- Born: 6 February 1974 County Down, Northern Ireland
- Died: 20 July 2014 (aged 40) Christchurch, New Zealand
- Church: Anglican Church of New Zealand
- Offices held: Dean of Christchurch (2013–14)
- Title: The Very Reverend

= Lynda Patterson =

Lynda Jane Patterson (6 February 1974 – 20 July 2014) was a Northern Irish-born Anglican priest who was the 13th dean of Christchurch, New Zealand. She was the first woman to hold that position, serving from 2013 until her death in 2014.

==Early life==
Patterson was born in County Down, Northern Ireland, to Cedric and Evelyn Patterson. Patterson was educated at Dromore Central Primary School and Banbridge Academy. She studied theology at Mansfield College, Oxford, then lectured there for twelve years. While at Mansfield she served as Junior Dean, Junior Chaplain and later as Director of Studies.

==Career==
After visiting New Zealand in 2002, she decided to emigrate there, living initially in Auckland where she learned Māori and studied for the ministry. She was ordained by David Coles as a deacon in 2004 and a priest in 2005. The following year, she was appointed assistant dean of ChristChurch Cathedral, and director of Theology House in Merivale.
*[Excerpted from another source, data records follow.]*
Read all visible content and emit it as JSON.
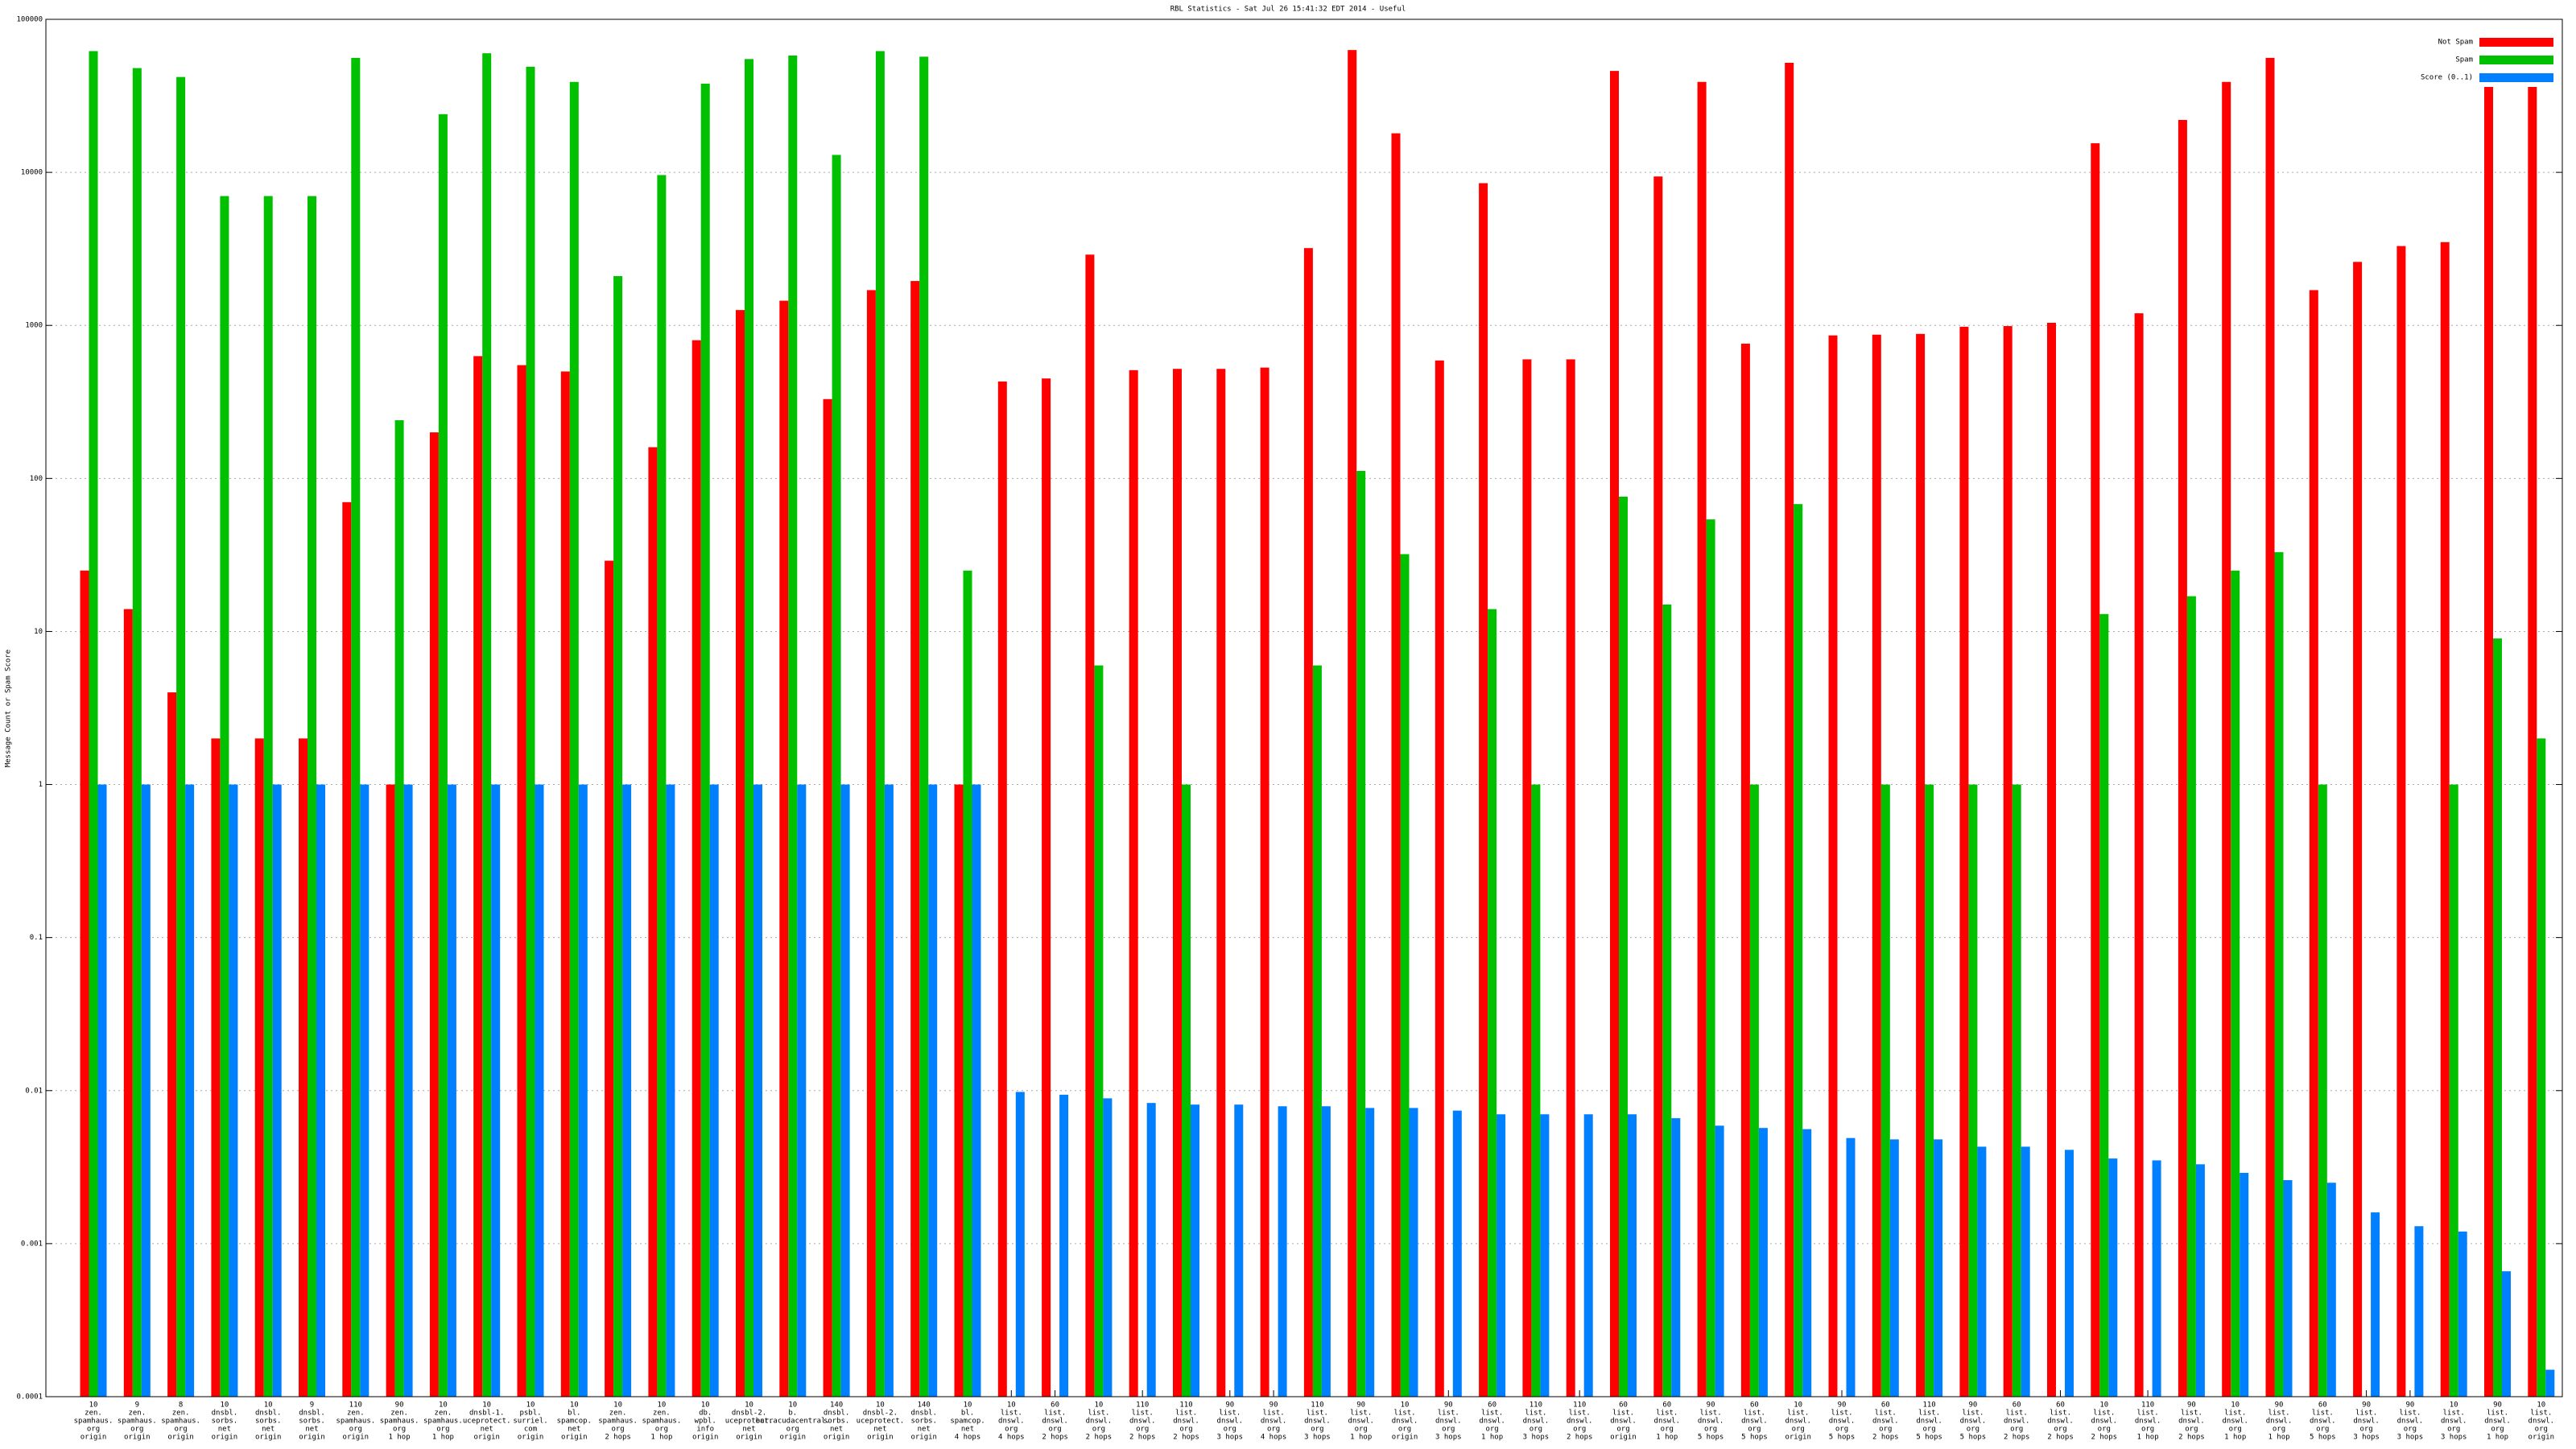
{
  "chart_data": {
    "type": "bar",
    "title": "RBL Statistics - Sat Jul 26 15:41:32 EDT 2014 - Useful",
    "ylabel": "Message Count or Spam Score",
    "log_y": true,
    "grid": true,
    "legend": "upper right",
    "ylim": [
      0.0001,
      100000
    ],
    "yticks": [
      0.0001,
      0.001,
      0.01,
      0.1,
      1,
      10,
      100,
      1000,
      10000,
      100000
    ],
    "categories": [
      [
        "10",
        "zen.",
        "spamhaus.",
        "org",
        "origin"
      ],
      [
        "9",
        "zen.",
        "spamhaus.",
        "org",
        "origin"
      ],
      [
        "8",
        "zen.",
        "spamhaus.",
        "org",
        "origin"
      ],
      [
        "10",
        "dnsbl.",
        "sorbs.",
        "net",
        "origin"
      ],
      [
        "10",
        "dnsbl.",
        "sorbs.",
        "net",
        "origin"
      ],
      [
        "9",
        "dnsbl.",
        "sorbs.",
        "net",
        "origin"
      ],
      [
        "110",
        "zen.",
        "spamhaus.",
        "org",
        "origin"
      ],
      [
        "90",
        "zen.",
        "spamhaus.",
        "org",
        "1 hop"
      ],
      [
        "10",
        "zen.",
        "spamhaus.",
        "org",
        "1 hop"
      ],
      [
        "10",
        "dnsbl-1.",
        "uceprotect.",
        "net",
        "origin"
      ],
      [
        "10",
        "psbl.",
        "surriel.",
        "com",
        "origin"
      ],
      [
        "10",
        "bl.",
        "spamcop.",
        "net",
        "origin"
      ],
      [
        "10",
        "zen.",
        "spamhaus.",
        "org",
        "2 hops"
      ],
      [
        "10",
        "zen.",
        "spamhaus.",
        "org",
        "1 hop"
      ],
      [
        "10",
        "db.",
        "wpbl.",
        "info",
        "origin"
      ],
      [
        "10",
        "dnsbl-2.",
        "uceprotect.",
        "net",
        "origin"
      ],
      [
        "10",
        "b.",
        "barracudacentral.",
        "org",
        "origin"
      ],
      [
        "140",
        "dnsbl.",
        "sorbs.",
        "net",
        "origin"
      ],
      [
        "10",
        "dnsbl-2.",
        "uceprotect.",
        "net",
        "origin"
      ],
      [
        "140",
        "dnsbl.",
        "sorbs.",
        "net",
        "origin"
      ],
      [
        "10",
        "bl.",
        "spamcop.",
        "net",
        "4 hops"
      ],
      [
        "10",
        "list.",
        "dnswl.",
        "org",
        "4 hops"
      ],
      [
        "60",
        "list.",
        "dnswl.",
        "org",
        "2 hops"
      ],
      [
        "10",
        "list.",
        "dnswl.",
        "org",
        "2 hops"
      ],
      [
        "110",
        "list.",
        "dnswl.",
        "org",
        "2 hops"
      ],
      [
        "110",
        "list.",
        "dnswl.",
        "org",
        "2 hops"
      ],
      [
        "90",
        "list.",
        "dnswl.",
        "org",
        "3 hops"
      ],
      [
        "90",
        "list.",
        "dnswl.",
        "org",
        "4 hops"
      ],
      [
        "110",
        "list.",
        "dnswl.",
        "org",
        "3 hops"
      ],
      [
        "90",
        "list.",
        "dnswl.",
        "org",
        "1 hop"
      ],
      [
        "10",
        "list.",
        "dnswl.",
        "org",
        "origin"
      ],
      [
        "90",
        "list.",
        "dnswl.",
        "org",
        "3 hops"
      ],
      [
        "60",
        "list.",
        "dnswl.",
        "org",
        "1 hop"
      ],
      [
        "110",
        "list.",
        "dnswl.",
        "org",
        "3 hops"
      ],
      [
        "110",
        "list.",
        "dnswl.",
        "org",
        "2 hops"
      ],
      [
        "60",
        "list.",
        "dnswl.",
        "org",
        "origin"
      ],
      [
        "60",
        "list.",
        "dnswl.",
        "org",
        "1 hop"
      ],
      [
        "90",
        "list.",
        "dnswl.",
        "org",
        "5 hops"
      ],
      [
        "60",
        "list.",
        "dnswl.",
        "org",
        "5 hops"
      ],
      [
        "10",
        "list.",
        "dnswl.",
        "org",
        "origin"
      ],
      [
        "90",
        "list.",
        "dnswl.",
        "org",
        "5 hops"
      ],
      [
        "60",
        "list.",
        "dnswl.",
        "org",
        "2 hops"
      ],
      [
        "110",
        "list.",
        "dnswl.",
        "org",
        "5 hops"
      ],
      [
        "90",
        "list.",
        "dnswl.",
        "org",
        "5 hops"
      ],
      [
        "60",
        "list.",
        "dnswl.",
        "org",
        "2 hops"
      ],
      [
        "60",
        "list.",
        "dnswl.",
        "org",
        "2 hops"
      ],
      [
        "10",
        "list.",
        "dnswl.",
        "org",
        "2 hops"
      ],
      [
        "110",
        "list.",
        "dnswl.",
        "org",
        "1 hop"
      ],
      [
        "90",
        "list.",
        "dnswl.",
        "org",
        "2 hops"
      ],
      [
        "10",
        "list.",
        "dnswl.",
        "org",
        "1 hop"
      ],
      [
        "90",
        "list.",
        "dnswl.",
        "org",
        "1 hop"
      ],
      [
        "60",
        "list.",
        "dnswl.",
        "org",
        "5 hops"
      ],
      [
        "90",
        "list.",
        "dnswl.",
        "org",
        "3 hops"
      ],
      [
        "90",
        "list.",
        "dnswl.",
        "org",
        "3 hops"
      ],
      [
        "10",
        "list.",
        "dnswl.",
        "org",
        "3 hops"
      ],
      [
        "90",
        "list.",
        "dnswl.",
        "org",
        "1 hop"
      ],
      [
        "10",
        "list.",
        "dnswl.",
        "org",
        "origin"
      ]
    ],
    "series": [
      {
        "name": "Not Spam",
        "color": "#ff0000",
        "values": [
          25,
          14,
          4,
          2,
          2,
          2,
          70,
          1,
          200,
          630,
          550,
          500,
          29,
          160,
          800,
          1260,
          1450,
          330,
          1700,
          1950,
          1,
          430,
          450,
          2900,
          510,
          520,
          520,
          530,
          3200,
          63000,
          18000,
          590,
          8500,
          600,
          600,
          46000,
          9400,
          39000,
          760,
          52000,
          860,
          870,
          880,
          980,
          990,
          1040,
          15500,
          1200,
          22000,
          39000,
          56000,
          1700,
          2600,
          3300,
          3500,
          60000,
          60000
        ]
      },
      {
        "name": "Spam",
        "color": "#00c000",
        "values": [
          62000,
          48000,
          42000,
          7000,
          7000,
          7000,
          56000,
          240,
          24000,
          60000,
          49000,
          39000,
          2100,
          9600,
          38000,
          55000,
          58000,
          13000,
          62000,
          57000,
          25,
          null,
          null,
          6,
          null,
          1,
          null,
          null,
          6,
          112,
          32,
          null,
          14,
          1,
          null,
          76,
          15,
          54,
          1,
          68,
          null,
          1,
          1,
          1,
          1,
          null,
          13,
          null,
          17,
          25,
          33,
          1,
          null,
          null,
          1,
          9,
          2
        ]
      },
      {
        "name": "Score (0..1)",
        "color": "#0080ff",
        "values": [
          1,
          1,
          1,
          1,
          1,
          1,
          1,
          1,
          1,
          1,
          1,
          1,
          1,
          1,
          1,
          1,
          1,
          1,
          1,
          1,
          1,
          0.0098,
          0.0094,
          0.0089,
          0.0083,
          0.0081,
          0.0081,
          0.0079,
          0.0079,
          0.0077,
          0.0077,
          0.0074,
          0.007,
          0.007,
          0.007,
          0.007,
          0.0066,
          0.0059,
          0.0057,
          0.0056,
          0.0049,
          0.0048,
          0.0048,
          0.0043,
          0.0043,
          0.0041,
          0.0036,
          0.0035,
          0.0033,
          0.0029,
          0.0026,
          0.0025,
          0.0016,
          0.0013,
          0.0012,
          0.00066,
          0.00015
        ]
      }
    ]
  }
}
She took over as acting dean following the resignation of Peter Beck in December 2011 and officially succeeded as dean on 1 November 2013, becoming the first woman to serve in that role.

During the devastating 2011 Christchurch earthquake, Patterson was inside ChristChurch Cathedral with 19 other people.

==Death==
Patterson died of natural causes at her home in Christchurch in July 2014. Two funerals were held for her: one in Christchurch; and one at Dromore Cathedral, Dromore, County Down.